Someone in the crowd called out, “You should apologize for the way Charade of Stones ended!”
I stifled a laugh.
Who knew we had hecklers in Southern Maryland? But I couldn’t disagree with the sentiment.
Ryan shook his head, smiling in an apologetic way, like he agreed with the heckler. “Maybe I deserved that. But it wasn’t the acting there, right?” He looked around, chuckling, but then turned his focus back to me. “Still, about the acting. I can’t do it anymore, but not just because it was a bad idea in the first place and it never felt right. But because it isn’t fair to you. Or to my heart.
“I’m falling in love, Tess.” The crowd rustled in excitement, and I just stood there, not breathing, not looking at his face as he talked to me, inches away, everything in my body hanging on his next word. He took my hand again, where it hung at my side, and the warmth of his rough thumb rubbed over the top of my fingers, making my knees actually wobble. “I’m falling in love with Maryland, and with a life that includes crabs and rivers and miles of cornfields. But mostly, I’m falling in love with you.”

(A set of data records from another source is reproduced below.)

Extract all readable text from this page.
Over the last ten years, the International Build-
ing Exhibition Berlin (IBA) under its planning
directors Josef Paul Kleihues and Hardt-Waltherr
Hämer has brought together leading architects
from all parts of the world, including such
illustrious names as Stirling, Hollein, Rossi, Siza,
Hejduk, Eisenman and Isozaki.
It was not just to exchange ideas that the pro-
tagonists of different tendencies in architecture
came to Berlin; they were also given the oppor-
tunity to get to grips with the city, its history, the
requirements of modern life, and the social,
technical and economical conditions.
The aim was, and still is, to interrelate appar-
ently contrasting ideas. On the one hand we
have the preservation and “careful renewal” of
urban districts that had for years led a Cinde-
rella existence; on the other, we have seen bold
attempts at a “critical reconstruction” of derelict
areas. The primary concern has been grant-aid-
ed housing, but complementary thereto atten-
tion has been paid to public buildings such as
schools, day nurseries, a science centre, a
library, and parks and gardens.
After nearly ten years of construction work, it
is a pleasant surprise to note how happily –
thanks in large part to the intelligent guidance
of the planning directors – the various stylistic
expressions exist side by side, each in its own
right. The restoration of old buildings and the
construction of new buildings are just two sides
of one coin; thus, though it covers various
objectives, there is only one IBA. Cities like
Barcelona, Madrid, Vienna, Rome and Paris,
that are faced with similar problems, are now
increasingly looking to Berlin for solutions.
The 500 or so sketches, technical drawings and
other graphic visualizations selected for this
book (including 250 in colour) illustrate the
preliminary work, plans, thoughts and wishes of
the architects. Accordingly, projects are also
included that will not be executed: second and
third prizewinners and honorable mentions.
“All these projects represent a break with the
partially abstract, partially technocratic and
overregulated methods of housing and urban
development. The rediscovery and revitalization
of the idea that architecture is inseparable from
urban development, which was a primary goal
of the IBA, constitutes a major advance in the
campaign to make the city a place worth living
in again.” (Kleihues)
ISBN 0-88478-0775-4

The room was silent, except that I thought people could probably hear my heart galloping loudly in my chest. I sucked in a breath and looked up, meeting his warm beautiful eyes.

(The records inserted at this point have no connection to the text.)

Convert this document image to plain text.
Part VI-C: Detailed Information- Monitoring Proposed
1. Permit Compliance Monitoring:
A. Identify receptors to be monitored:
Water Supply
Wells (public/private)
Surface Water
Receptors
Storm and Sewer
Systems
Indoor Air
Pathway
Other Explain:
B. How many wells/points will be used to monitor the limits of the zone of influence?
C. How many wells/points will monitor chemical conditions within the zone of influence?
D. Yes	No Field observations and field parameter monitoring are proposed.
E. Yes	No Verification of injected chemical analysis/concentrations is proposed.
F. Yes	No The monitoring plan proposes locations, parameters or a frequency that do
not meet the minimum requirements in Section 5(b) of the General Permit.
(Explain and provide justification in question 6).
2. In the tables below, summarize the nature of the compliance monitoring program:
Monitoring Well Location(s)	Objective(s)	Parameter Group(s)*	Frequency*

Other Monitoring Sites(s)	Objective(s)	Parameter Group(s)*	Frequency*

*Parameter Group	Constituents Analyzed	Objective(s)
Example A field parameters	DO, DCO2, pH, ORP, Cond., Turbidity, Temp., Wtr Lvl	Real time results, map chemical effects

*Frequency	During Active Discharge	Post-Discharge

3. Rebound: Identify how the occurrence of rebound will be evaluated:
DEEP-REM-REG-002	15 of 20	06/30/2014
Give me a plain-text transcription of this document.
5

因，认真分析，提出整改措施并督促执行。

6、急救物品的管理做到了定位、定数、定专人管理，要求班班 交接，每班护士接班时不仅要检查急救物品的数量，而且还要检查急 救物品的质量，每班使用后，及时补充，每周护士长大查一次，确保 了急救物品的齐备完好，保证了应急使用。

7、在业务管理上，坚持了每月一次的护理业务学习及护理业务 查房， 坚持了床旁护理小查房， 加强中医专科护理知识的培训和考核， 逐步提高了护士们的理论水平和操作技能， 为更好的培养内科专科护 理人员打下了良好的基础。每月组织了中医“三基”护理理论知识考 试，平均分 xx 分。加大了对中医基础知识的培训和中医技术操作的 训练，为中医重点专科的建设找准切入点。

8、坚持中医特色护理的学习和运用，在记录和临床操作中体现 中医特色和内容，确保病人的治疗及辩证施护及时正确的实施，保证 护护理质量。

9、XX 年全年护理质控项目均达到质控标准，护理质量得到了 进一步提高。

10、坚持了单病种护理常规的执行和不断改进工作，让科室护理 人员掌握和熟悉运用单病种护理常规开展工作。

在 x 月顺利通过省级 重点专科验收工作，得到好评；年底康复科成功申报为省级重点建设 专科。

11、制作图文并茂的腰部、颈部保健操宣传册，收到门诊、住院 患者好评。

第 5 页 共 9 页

“I bought a house,” he said, more quietly.
“You said that before. But I don’t understand.” This didn’t seem to fit with the rest of his speech.
“That’s what I was trying to tell you before. Here. I bought a house here. I’m going to stay.”

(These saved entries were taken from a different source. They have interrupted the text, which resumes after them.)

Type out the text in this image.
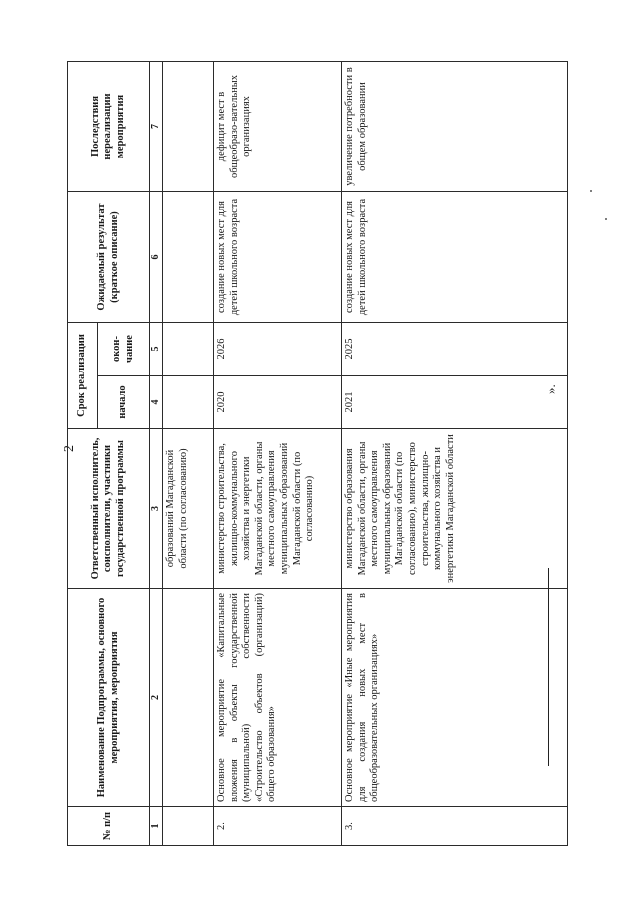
2
№ п/п	Наименование Подпрограммы, основного мероприятия, мероприятия	Ответственный исполнитель, соисполнители, участники государственной программы	Срок реализации		Ожидаемый результат (краткое описание)	Последствия нереализации мероприятия
			начало	окон-чание		
1	2	3	4	5	6	7
		образований Магаданской области (по согласованию)				
2.	Основное мероприятие «Капитальные вложения в объекты государственной (муниципальной) собственности «Строительство объектов (организаций) общего образования»	министерство строительства, жилищно-коммунального хозяйства и энергетики Магаданской области, органы местного самоуправления муниципальных образований Магаданской области (по согласованию)	2020	2026	создание новых мест для детей школьного возраста	дефицит мест в общеобразо-вательных организациях
3.	Основное мероприятие «Иные мероприятия для создания новых мест в общеобразовательных организациях»	министерство образования Магаданской области, органы местного самоуправления муниципальных образований Магаданской области (по согласованию), министерство строительства, жилищно-коммунального хозяйства и энергетики Магаданской области	2021	2025	создание новых мест для детей школьного возраста	увеличение потребности в общем образовании
».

I could feel my head shaking, but I didn’t remember deciding to shake it. He couldn’t stay here. He was a movie star. And I thought he’d probably actually fallen in love with my sister. None of this made any sense.
“What about Juliet?” I asked in a whisper.
“She’ll be okay.”
“No, I mean … don’t you love Juliet?” It might have been dense, but I needed to hear it. Every boy I’d ever loved had loved Juliet. The idea that this one—this perfect man who I’d worshipped much longer than I was comfortable admitting—might choose me first? It just seemed impossible.
He laughed, a low rumble that twisted up my insides and made me want to lean my head into his chest to hear it better. “No, silly. I love you. Since the moment I first saw you—and I’ve never believed in love at first sight. But I love you, Tess. Only you. And I want to stay here, if you’ll let me.”
I was still shaking my head, but now I heard myself laugh incredulously. “If I’ll let you?”
“Let me stay. Let me take you out on a real date. On a bunch of real dates. Be my girlfriend. Maybe one day … be my wife?”
My mind exploded in sparks at the thought of marrying Ryan, and something inside me—my soul, maybe?—whispered yes. Yes.
The crowd erupted into applause, and for a second I thought maybe he had a ring hidden in his tux somewhere, but I was relieved when he didn’t produce one. All of this was overwhelming—I’d known him three whole days, after all. A ring would have been actual insanity.
“Will you?” he asked, and the tent quieted again.
I stared up at him, everything in my body already screaming yes. “Will I …?”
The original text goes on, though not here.